Your Fan Game May Result In A Game Over For Your Bank Account
Video games are a popular form of entertainment, with over 155 million people in the U.S. playing them for 3 or more hours per week. In recent years, savvy computer programmers have taken their love of games to the next level and made their own involving characters, artwork, and even story lines of popular franchises, giving rise to a new sub-industry called "fan games". The problem is that creating a fan game can land you on the wrong side of a courtroom. Here's what you need to know about this issue and how you can avoid getting slapped with a Cease and Desist letter.
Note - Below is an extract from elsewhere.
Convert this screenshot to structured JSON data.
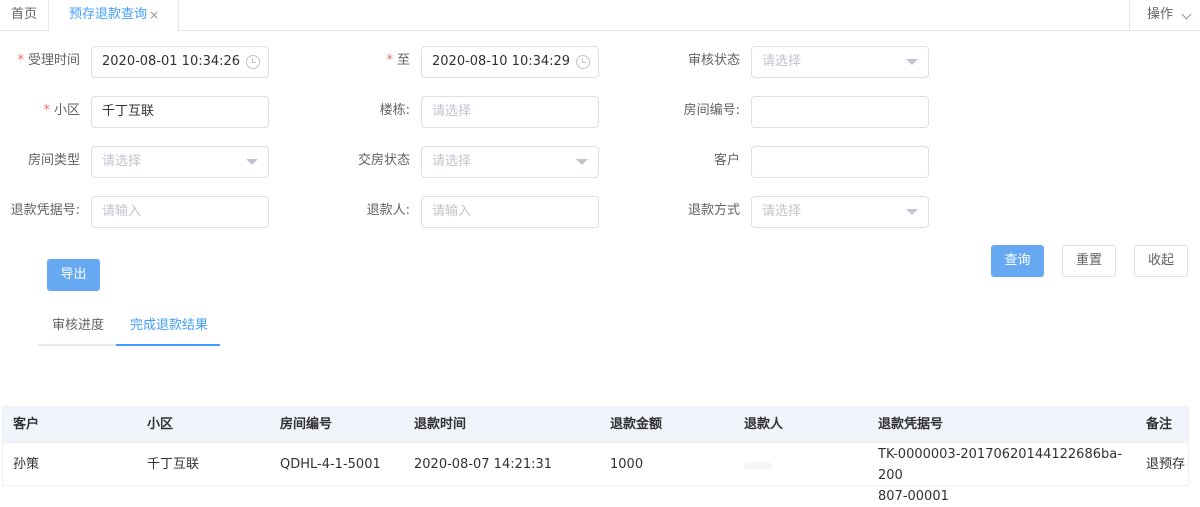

Companies are Required to Protect Their Copyright
Copyright is possibly one of the least understood laws in America. When a person or company creates something—be that a picture, music, or a video game—he or she is afforded certain rights to it, including the right to commercialize the product as the person sees fit. Other people must ask for permission to use the creator's work; otherwise, the creator can sue and obtain compensation for unauthorized use of his or her product.
The trouble is that creators must be aggressive about protecting their copyrighted materials. If they don't, they can lose the ability to sue for damages and other rights associated with holding the copyright to a piece of work. This means that the copyright holder must go after anyone who uses their work without permission, regardless of the second creator's intentions.
Even if you're not making any money off your fan game and giving it to others to play for free, the copyright holder of the work you copied can force you to take the game off the "market" and sue you for any damages he or she sustains as the result of your use of his or her creative works.
Avoiding the Courtroom
Whether or not a company actually goes through the trouble of suing the creator of a fan game depends on the circumstance. You're more likely to get a letter from a game company if you try to make money off your game, or if your game becomes as or more well-known than the original. However, if you make something for personal use that only you and a few friends are likely to see, the company may feel that it's not worth their time and money to pursue a lawsuit against you.
It's still possible to make a fan game without the threat of being sued. The legal way to do this is to ask permission from the creator to use his or her copyrighted creative work. If the creator says it is okay, then you are free to create the fan game you've always wanted. Just be sure to get the permission in writing just in case issues arise at a later date.
Another thing you can do is make a game based on the idea rather than copying the actual work itself. Copyright law only protects the outward expression of an idea (e.g. artwork, names, sound recordings, scripts, etc), not the idea itself. Therefore, you can make a fan game based on the idea of an ex-soldier taking down a corrupt corporation (Final Fantasy VII), but you can't use any of the characters or other materials found in the original without permission.